Superman: Britânico Legítimo

Não sou exatamente o maior fã do Super-Homem, devo admitir, embora certamente reconheça o seu valor enquanto ícone, bem como certos autores que sabem trabalhar com ele de formas bem interessantes (dando razão ao Alan Moore quando ele dizia que não existem personagens ruins, só roteiristas ruins). Por outro lado, há uma certa característica no seu background básico que me agrada bastante enquanto fã de pastiches e misturas de gêneros – além de ser bastante conhecido, ele é muito simples, facilitando muito a criação reinterpretações e versões alternativas. Afinal, o Super-Homem como nós o conhecemos depende enormemente da nave dele ter chegado à Terra em um determinado tempo e em um determinado lugar; basta mudar esse tempo e/ou esse lugar, e temos um personagem totalmente novo em potencial.
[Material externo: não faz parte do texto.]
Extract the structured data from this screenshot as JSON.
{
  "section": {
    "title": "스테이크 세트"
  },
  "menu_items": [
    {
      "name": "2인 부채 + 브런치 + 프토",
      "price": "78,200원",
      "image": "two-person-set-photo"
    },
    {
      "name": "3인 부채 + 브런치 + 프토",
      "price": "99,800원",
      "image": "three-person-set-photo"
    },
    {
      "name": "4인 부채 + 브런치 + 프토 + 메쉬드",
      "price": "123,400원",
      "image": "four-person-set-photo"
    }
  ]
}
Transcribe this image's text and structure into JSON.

Isso já foi feito inúmeras vezes, de inúmeras formas e em inúmeras edições especiais, algumas mais interessantes que outras – já tivemos um Super-Homem soviético, criado por ferreiros medievais, salvando o presidente Lincoln de ser morto após a Guerra de Secessão, até combatendo o crime para vingar a morte de seus pais de criação em Gotham City. O que será que aconteceria se ele caísse, sei lá, em Arton, por exemplo? (Algo parecido com isso, talvez?) Ou em São Paulo? Ou na Amazônia? As possibilidades são quase inesgotáveis.
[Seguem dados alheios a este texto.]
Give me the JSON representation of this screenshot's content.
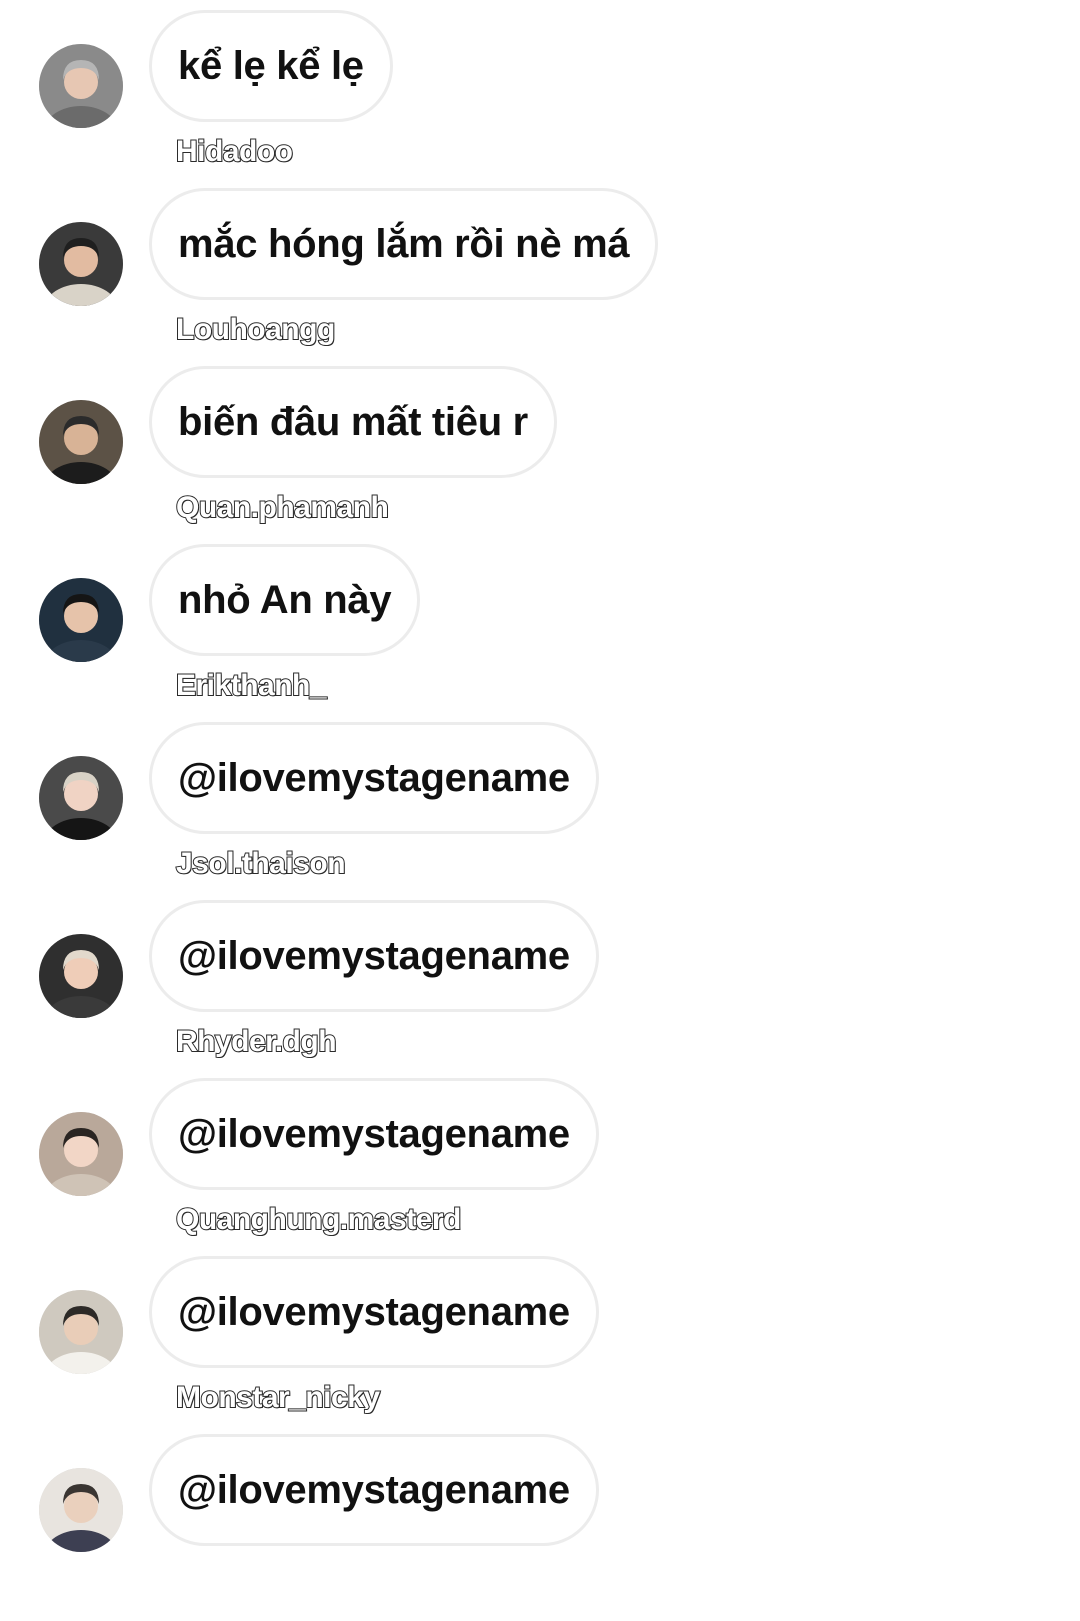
{
  "messages": [
    {
      "text": "kể lẹ kể lẹ",
      "sender": "Hidadoo",
      "avatar": {
        "icon": "avatar-photo-sunglasses",
        "bg": "#8a8a8a",
        "skin": "#e7c7b3",
        "hair": "#b5b5b5",
        "shirt": "#6b6b6b"
      }
    },
    {
      "text": "mắc hóng lắm rồi nè má",
      "sender": "Louhoangg",
      "avatar": {
        "icon": "avatar-photo-selfie",
        "bg": "#3a3a3a",
        "skin": "#e2bba1",
        "hair": "#1f1f1f",
        "shirt": "#d9d3c8"
      }
    },
    {
      "text": "biến đâu mất tiêu r",
      "sender": "Quan.phamanh",
      "avatar": {
        "icon": "avatar-photo",
        "bg": "#5c5246",
        "skin": "#d8b396",
        "hair": "#2b2b2b",
        "shirt": "#1c1c1c"
      }
    },
    {
      "text": "nhỏ An này",
      "sender": "Erikthanh_",
      "avatar": {
        "icon": "avatar-photo-cap",
        "bg": "#20303f",
        "skin": "#e6c3aa",
        "hair": "#151515",
        "shirt": "#2a3a4a"
      }
    },
    {
      "text": "@ilovemystagename",
      "sender": "Jsol.thaison",
      "avatar": {
        "icon": "avatar-photo-suit",
        "bg": "#4a4a4a",
        "skin": "#f0d3c4",
        "hair": "#d8d2c6",
        "shirt": "#151515"
      }
    },
    {
      "text": "@ilovemystagename",
      "sender": "Rhyder.dgh",
      "avatar": {
        "icon": "avatar-photo",
        "bg": "#2f2f2f",
        "skin": "#efcdb8",
        "hair": "#e2d9cc",
        "shirt": "#3a3a3a"
      }
    },
    {
      "text": "@ilovemystagename",
      "sender": "Quanghung.masterd",
      "avatar": {
        "icon": "avatar-photo",
        "bg": "#b9a89a",
        "skin": "#f2d6c6",
        "hair": "#2a2522",
        "shirt": "#cfc3b6"
      }
    },
    {
      "text": "@ilovemystagename",
      "sender": "Monstar_nicky",
      "avatar": {
        "icon": "avatar-photo-mirror",
        "bg": "#cfc9bf",
        "skin": "#e9cdb8",
        "hair": "#2d2a27",
        "shirt": "#f3f1ec"
      }
    },
    {
      "text": "@ilovemystagename",
      "sender": "",
      "avatar": {
        "icon": "avatar-photo",
        "bg": "#e8e4df",
        "skin": "#ead0bd",
        "hair": "#3a3532",
        "shirt": "#3d3f52"
      }
    }
  ]
}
Superman: Britânico Legítimo é só uma das muitas que já foram exploradas, lançada alguns anos atrás em edição nacional. Como o nome sugere, dessa vez nosso pobre órfão interplanetário caiu em meio a um pequeno condado do Império Britânico, onde foi encontrado e adotado pelo pacato casal formado pelo Sr. e Sra. Clark, que o instruíram a nunca, jamais, fazer uso de seus poderes – afinal, o que os vizinhos iriam pensar se de repente descobrissem seu filho é capaz de esquentar xícaras de chá com os olhos ou arrancar tocos de árvores inteiros do chão? Após se tornar adulto e passar a trabalhar em um tablóide sensacionalista, no entanto, nosso nem tão esperto herói achou que poderia usar seus poderes para um bem maior, qual seja, a venda de jornais; e, como conseqüência, enfrenta aquele que é, talvez, o mais terrível e cruel inimigo que o Super-Homem jamais enfrentou: a difamação pública.
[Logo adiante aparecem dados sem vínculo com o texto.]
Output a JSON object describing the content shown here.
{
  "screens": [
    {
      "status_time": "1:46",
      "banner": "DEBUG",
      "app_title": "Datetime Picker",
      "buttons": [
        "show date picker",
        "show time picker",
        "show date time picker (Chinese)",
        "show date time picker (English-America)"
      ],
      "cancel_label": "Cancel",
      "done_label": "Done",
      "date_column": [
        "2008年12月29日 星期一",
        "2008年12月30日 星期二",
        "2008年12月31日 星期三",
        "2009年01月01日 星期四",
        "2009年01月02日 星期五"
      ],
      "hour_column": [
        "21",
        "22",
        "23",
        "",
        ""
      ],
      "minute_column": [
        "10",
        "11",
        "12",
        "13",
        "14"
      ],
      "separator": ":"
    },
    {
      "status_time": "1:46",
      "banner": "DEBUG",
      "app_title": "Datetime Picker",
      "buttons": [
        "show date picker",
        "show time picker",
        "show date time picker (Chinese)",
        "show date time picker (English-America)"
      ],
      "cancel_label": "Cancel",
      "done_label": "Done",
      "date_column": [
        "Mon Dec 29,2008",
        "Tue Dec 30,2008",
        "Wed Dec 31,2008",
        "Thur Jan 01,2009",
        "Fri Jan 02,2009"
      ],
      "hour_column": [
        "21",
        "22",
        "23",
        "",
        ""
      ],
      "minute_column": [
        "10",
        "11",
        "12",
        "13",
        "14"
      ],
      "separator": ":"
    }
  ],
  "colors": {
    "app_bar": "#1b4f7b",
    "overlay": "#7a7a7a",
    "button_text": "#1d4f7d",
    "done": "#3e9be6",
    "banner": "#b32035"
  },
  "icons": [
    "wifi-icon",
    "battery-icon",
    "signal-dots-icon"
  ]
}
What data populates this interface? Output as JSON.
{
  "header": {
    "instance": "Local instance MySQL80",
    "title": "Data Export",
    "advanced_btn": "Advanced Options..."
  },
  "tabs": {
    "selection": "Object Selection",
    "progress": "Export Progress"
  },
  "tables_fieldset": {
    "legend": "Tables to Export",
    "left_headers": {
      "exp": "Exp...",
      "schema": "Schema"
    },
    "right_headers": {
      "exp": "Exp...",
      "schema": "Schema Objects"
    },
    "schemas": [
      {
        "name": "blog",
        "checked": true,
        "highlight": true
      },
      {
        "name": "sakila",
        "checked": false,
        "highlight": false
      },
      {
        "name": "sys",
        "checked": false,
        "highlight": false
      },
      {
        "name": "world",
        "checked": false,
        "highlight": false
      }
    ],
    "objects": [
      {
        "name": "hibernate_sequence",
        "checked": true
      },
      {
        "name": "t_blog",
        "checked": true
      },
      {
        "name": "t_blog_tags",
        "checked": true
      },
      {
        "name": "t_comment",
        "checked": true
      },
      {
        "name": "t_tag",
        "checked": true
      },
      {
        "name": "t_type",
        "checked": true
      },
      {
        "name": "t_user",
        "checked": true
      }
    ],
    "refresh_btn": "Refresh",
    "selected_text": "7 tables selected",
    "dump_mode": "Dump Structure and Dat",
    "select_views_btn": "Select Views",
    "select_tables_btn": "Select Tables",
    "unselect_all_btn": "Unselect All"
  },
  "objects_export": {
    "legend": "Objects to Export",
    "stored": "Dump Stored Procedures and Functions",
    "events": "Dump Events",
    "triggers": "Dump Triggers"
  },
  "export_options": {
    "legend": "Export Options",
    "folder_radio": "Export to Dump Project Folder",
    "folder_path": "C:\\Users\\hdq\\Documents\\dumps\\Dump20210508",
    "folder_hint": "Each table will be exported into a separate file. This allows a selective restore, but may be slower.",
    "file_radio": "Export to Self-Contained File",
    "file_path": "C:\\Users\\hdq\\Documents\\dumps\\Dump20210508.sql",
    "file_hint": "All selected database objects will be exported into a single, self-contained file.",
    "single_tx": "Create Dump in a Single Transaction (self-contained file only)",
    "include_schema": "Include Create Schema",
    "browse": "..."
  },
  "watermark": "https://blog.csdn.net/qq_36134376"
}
O tom de comédia, como se pode perceber, lembra bastante a sátira caótica e crítica da trupe britânica Monty Python, e não exatamente sem razão: os roteiristas da história são Kim “Howard” Johnson, biógrafo do grupo, e John Cleese, um dos remanescentes do mesmo – o próprio diretor do jornal onde o alter-ego do Super trabalha, aliás, é claramente inspirado na figura de Cleese. Muitas passagens e tiradas lembram bem o tipo de humor que o grupo fazia, como as três missões impossíveis pedidas pela rainha da Inglaterra, ou a hilária e genial participação do “Bat-Man” (o hífen não foi um erro de digitação). Elas valem a história, sem dúvida, até porque no fim, talvez por imposição da editora (já que é uma constante nessas re-interpretações do personagem), ela acaba caindo naquela americanofilia que, para muitos, é o que o personagem realmente representa.

Até chegar a esse momento, no entanto, trata-se de uma história em quadrinhos bastante divertida, que vale uma leitura para fãs do humor absurdo e non-sense pela qual Cleese e o Monty Python se tornaram mundialmente conhecidos.